High blood pressure sneaks up on you as you age. Often posing no symptoms, it works silently in the background—damaging your heart, brain, arteries and other organs.
Of the one in three adults worldwide who have high blood pressure, 20 percent don’t know it. Another quarter of adults have prehypertension, which is a risk factor for the disease. By 2025, an estimated 1.56 billion people will be living with it—prompting the World Health Organization to name hypertension one of the most important causes of premature death worldwide.
Fortunately, it’s also one of the most preventable. By making a few lifestyle changes recommended by the best primary care doctors, Portland residents can lower their blood pressure and reduce their risk of developing hypertension.
Effects of High Blood Pressure
Because blood vessels infiltrate every organ in the body, high blood pressure has the potential to cause widespread damage. It can cause arteries to narrow and weaken. It can restrict blood flow to the heart or brain. It can damage delicate organs such as the eyes and kidneys.
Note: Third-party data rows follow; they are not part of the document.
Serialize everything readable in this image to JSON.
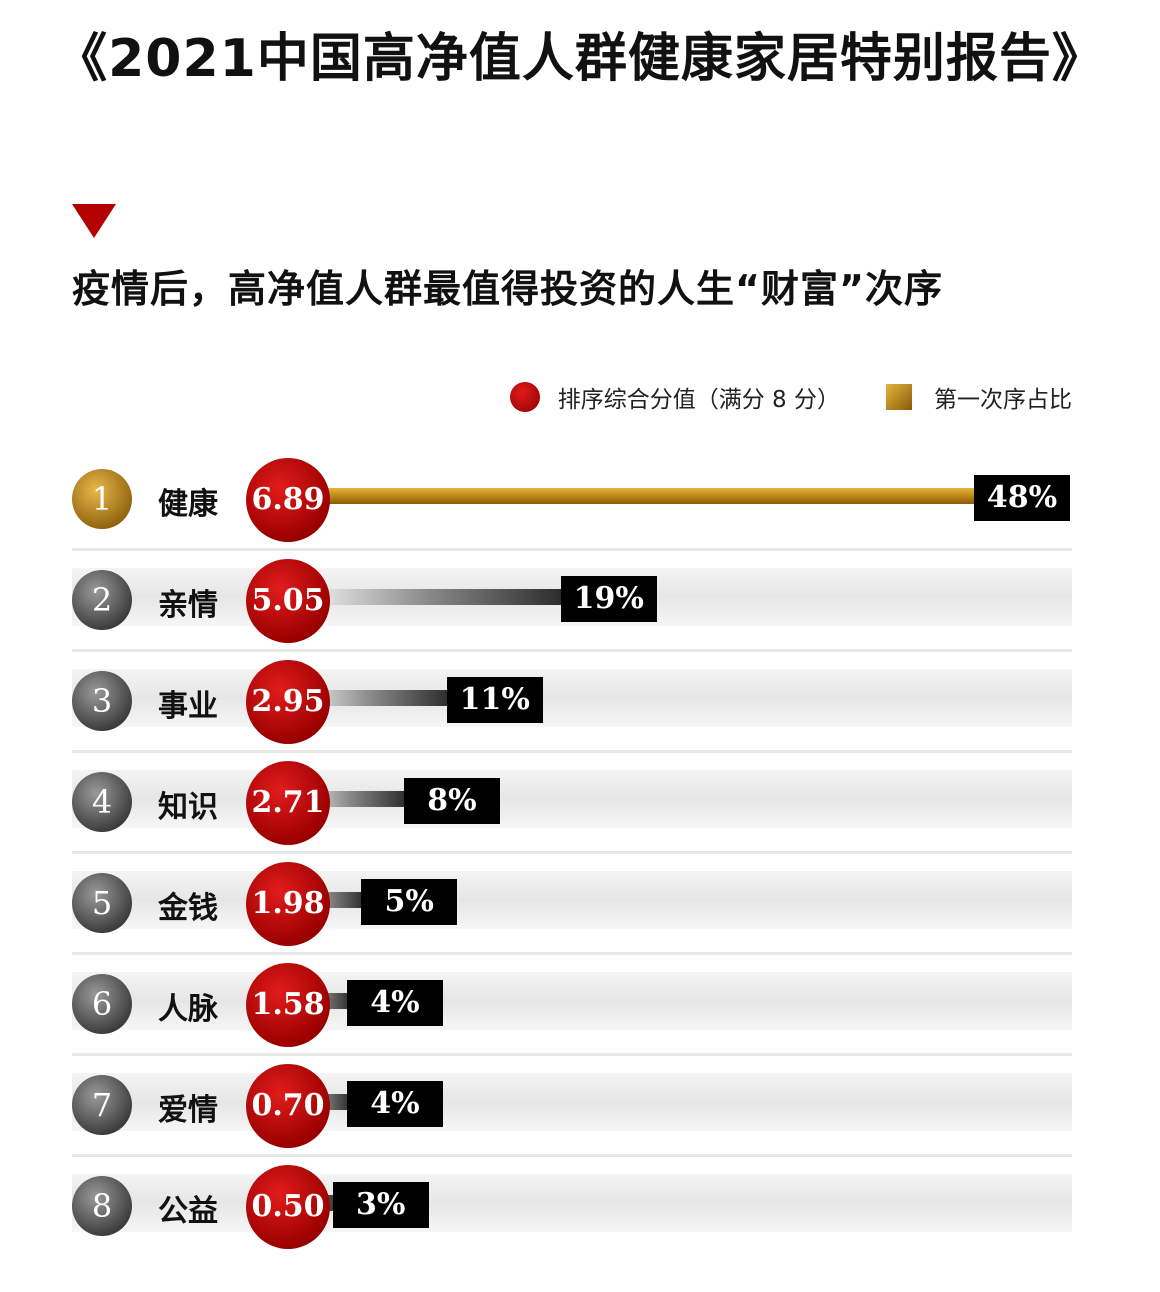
{
  "header": {
    "title": "《2021中国高净值人群健康家居特别报告》",
    "subtitle": "疫情后，高净值人群最值得投资的人生“财富”次序"
  },
  "legend": {
    "score_label": "排序综合分值（满分 8 分）",
    "share_label": "第一次序占比"
  },
  "colors": {
    "accent_red": "#b30000",
    "gold": "#b47f14",
    "gray": "#555555",
    "label_bg": "#000000"
  },
  "chart_data": {
    "type": "bar",
    "title": "疫情后，高净值人群最值得投资的人生“财富”次序",
    "categories": [
      "健康",
      "亲情",
      "事业",
      "知识",
      "金钱",
      "人脉",
      "爱情",
      "公益"
    ],
    "ranks": [
      "1",
      "2",
      "3",
      "4",
      "5",
      "6",
      "7",
      "8"
    ],
    "series": [
      {
        "name": "排序综合分值（满分 8 分）",
        "values": [
          6.89,
          5.05,
          2.95,
          2.71,
          1.98,
          1.58,
          0.7,
          0.5
        ],
        "display": [
          "6.89",
          "5.05",
          "2.95",
          "2.71",
          "1.98",
          "1.58",
          "0.70",
          "0.50"
        ]
      },
      {
        "name": "第一次序占比",
        "values": [
          48,
          19,
          11,
          8,
          5,
          4,
          4,
          3
        ],
        "display": [
          "48%",
          "19%",
          "11%",
          "8%",
          "5%",
          "4%",
          "4%",
          "3%"
        ]
      }
    ],
    "ylim": [
      0,
      48
    ],
    "legend_position": "top-right",
    "grid": false
  }
}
“Like the pipes in your house, your arteries can fail if they are under too much pressure,” says the Centers for Disease Control and Prevention.
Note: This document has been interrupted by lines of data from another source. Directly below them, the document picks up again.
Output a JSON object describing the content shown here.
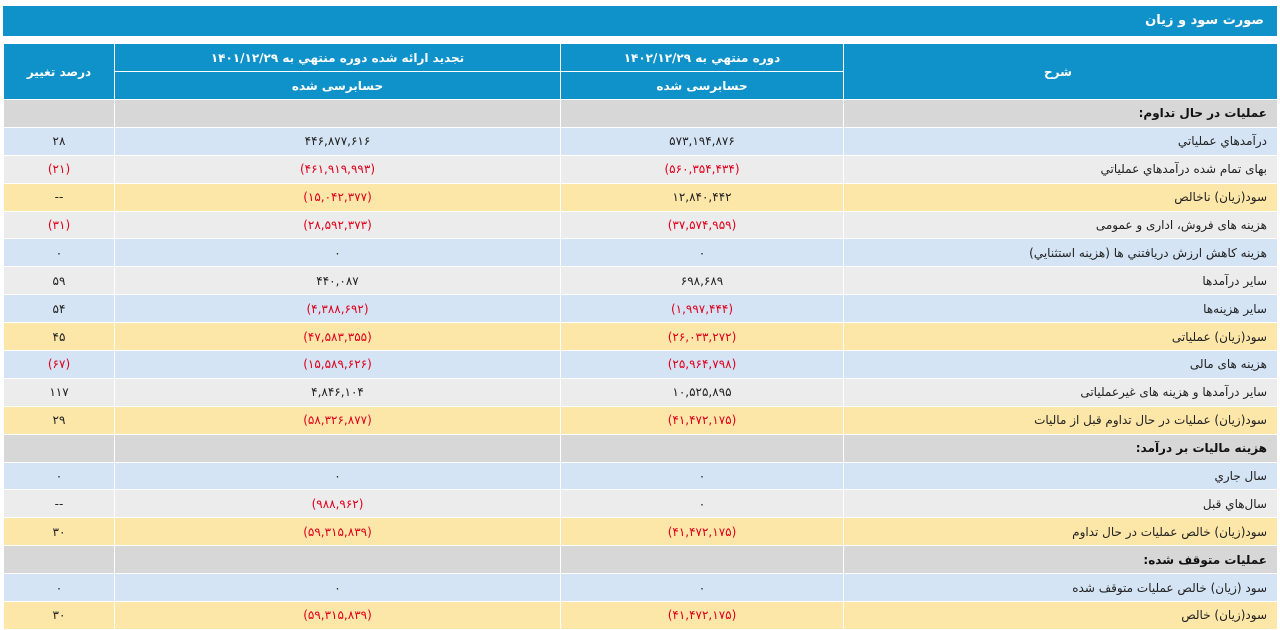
{
  "title": "صورت سود و زیان",
  "headers": {
    "description": "شرح",
    "period_current": "دوره منتهي به ۱۴۰۲/۱۲/۲۹",
    "period_current_sub": "حسابرسی شده",
    "period_prior": "تجدید ارائه شده دوره منتهي به ۱۴۰۱/۱۲/۲۹",
    "period_prior_sub": "حسابرسی شده",
    "change_percent": "درصد تغییر"
  },
  "rows": [
    {
      "style": "head",
      "description": "عملیات در حال تداوم:",
      "current": "",
      "prior": "",
      "change": ""
    },
    {
      "style": "blue",
      "description": "درآمدهاي عملياتي",
      "current": "۵۷۳,۱۹۴,۸۷۶",
      "prior": "۴۴۶,۸۷۷,۶۱۶",
      "change": "۲۸"
    },
    {
      "style": "gray",
      "description": "بهاى تمام شده درآمدهاي عملياتي",
      "current": "(۵۶۰,۳۵۴,۴۳۴)",
      "prior": "(۴۶۱,۹۱۹,۹۹۳)",
      "change": "(۲۱)"
    },
    {
      "style": "yellow",
      "description": "سود(زيان) ناخالص",
      "current": "۱۲,۸۴۰,۴۴۲",
      "prior": "(۱۵,۰۴۲,۳۷۷)",
      "change": "--"
    },
    {
      "style": "gray",
      "description": "هزينه هاى فروش، ادارى و عمومى",
      "current": "(۳۷,۵۷۴,۹۵۹)",
      "prior": "(۲۸,۵۹۲,۳۷۳)",
      "change": "(۳۱)"
    },
    {
      "style": "blue",
      "description": "هزینه کاهش ارزش دريافتني ها (هزينه استثنايي)",
      "current": "۰",
      "prior": "۰",
      "change": "۰"
    },
    {
      "style": "gray",
      "description": "ساير درآمدها",
      "current": "۶۹۸,۶۸۹",
      "prior": "۴۴۰,۰۸۷",
      "change": "۵۹"
    },
    {
      "style": "blue",
      "description": "سایر هزینه‌ها",
      "current": "(۱,۹۹۷,۴۴۴)",
      "prior": "(۴,۳۸۸,۶۹۲)",
      "change": "۵۴"
    },
    {
      "style": "yellow",
      "description": "سود(زيان) عملياتى",
      "current": "(۲۶,۰۳۳,۲۷۲)",
      "prior": "(۴۷,۵۸۳,۳۵۵)",
      "change": "۴۵"
    },
    {
      "style": "blue",
      "description": "هزينه هاى مالى",
      "current": "(۲۵,۹۶۴,۷۹۸)",
      "prior": "(۱۵,۵۸۹,۶۲۶)",
      "change": "(۶۷)"
    },
    {
      "style": "gray",
      "description": "ساير درآمدها و هزينه هاى غيرعملياتى",
      "current": "۱۰,۵۲۵,۸۹۵",
      "prior": "۴,۸۴۶,۱۰۴",
      "change": "۱۱۷"
    },
    {
      "style": "yellow",
      "description": "سود(زيان) عمليات در حال تداوم قبل از ماليات",
      "current": "(۴۱,۴۷۲,۱۷۵)",
      "prior": "(۵۸,۳۲۶,۸۷۷)",
      "change": "۲۹"
    },
    {
      "style": "head",
      "description": "هزينه ماليات بر درآمد:",
      "current": "",
      "prior": "",
      "change": ""
    },
    {
      "style": "blue",
      "description": "سال جاري",
      "current": "۰",
      "prior": "۰",
      "change": "۰"
    },
    {
      "style": "gray",
      "description": "سال‌هاي قبل",
      "current": "۰",
      "prior": "(۹۸۸,۹۶۲)",
      "change": "--"
    },
    {
      "style": "yellow",
      "description": "سود(زيان) خالص عمليات در حال تداوم",
      "current": "(۴۱,۴۷۲,۱۷۵)",
      "prior": "(۵۹,۳۱۵,۸۳۹)",
      "change": "۳۰"
    },
    {
      "style": "head",
      "description": "عمليات متوقف شده:",
      "current": "",
      "prior": "",
      "change": ""
    },
    {
      "style": "blue",
      "description": "سود (زيان) خالص عمليات متوقف شده",
      "current": "۰",
      "prior": "۰",
      "change": "۰"
    },
    {
      "style": "yellow",
      "description": "سود(زيان) خالص",
      "current": "(۴۱,۴۷۲,۱۷۵)",
      "prior": "(۵۹,۳۱۵,۸۳۹)",
      "change": "۳۰"
    }
  ]
}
Seven out of every 10 first heart attacks (and cases of chronic heart failure) involve high blood pressure. So do eight in 10 first strokes. All in all, hypertension is responsible for more than 55 million doctor visits a year.
“Blood pressure should be measured regularly because it can change markedly over the course of a couple years, and put you at high risk for an adverse event,” said Dr. M. Arfan Ikram, senior author of a study on hypertension.
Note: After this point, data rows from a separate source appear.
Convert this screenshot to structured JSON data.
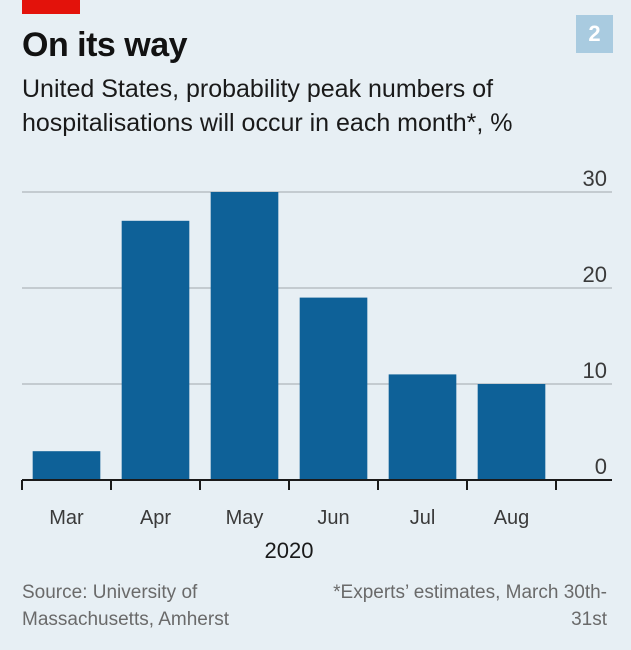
{
  "header": {
    "title": "On its way",
    "subtitle": "United States, probability peak numbers of hospitalisations will occur in each month*, %",
    "badge": "2"
  },
  "colors": {
    "bar": "#0e6198",
    "background": "#e7eff4",
    "brand_red": "#e3120b",
    "gridline": "#b9bfc4",
    "axis": "#1a1a1a"
  },
  "chart_data": {
    "type": "bar",
    "title": "On its way",
    "categories": [
      "Mar",
      "Apr",
      "May",
      "Jun",
      "Jul",
      "Aug"
    ],
    "values": [
      3,
      27,
      30,
      19,
      11,
      10
    ],
    "xlabel": "2020",
    "ylabel": "%",
    "ylim": [
      0,
      30
    ],
    "yticks": [
      0,
      10,
      20,
      30
    ],
    "y_axis_position": "right",
    "grid": true
  },
  "footer": {
    "source": "Source: University of Massachusetts, Amherst",
    "footnote": "*Experts’ estimates, March 30th-31st"
  }
}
Although it’s a widespread problem, high blood pressure is both preventable and treatable. With help from the best primary care doctors, Portland patients can both prevent hypertension and lower their blood pressure by making healthy lifestyle changes. For example, you can:
Reduce sodium in your diet. Ninety percent of Americans eat too much sodium, which raises blood pressure in most people. Although the recommended intake is just 2,300 mg, we consume an average of 3,400 mg. Lowering our intake to the recommended level could result in 11 million fewer people with hypertension—and save $18 billion a year in health care costs. In one study, 78 percent of people who used the DASH diet (developed specifically to combat hypertension) were able to lower their blood pressure.
Move. Exercise and any type of consistent movement have been medically proven to lower blood pressure. It also helps you maintain a healthy weight, which is another factor in preventing hypertension. Just 30 minutes or more of moderate aerobic exercise, five times a week will measurably reduce blood pressure.
Quit smoking. Smoking immediately elevates blood pressure. Although this effect is usually temporary, tobacco damages the arteries, which can lead to a more long-term blood pressure hike. Fortunately, when you quit smoking the effects are also immediate; blood pressure drops within 20 minutes.
Seek treatment. If you do have high blood pressure, medication can help you lower it. Six in 10 patients who take blood pressure medication have their hypertension under control.
Although the risks increase as you age, high blood pressure doesn’t have to be a problem in your life. You can take control of hypertension by developing healthy living habits and getting your blood pressure checked regularly.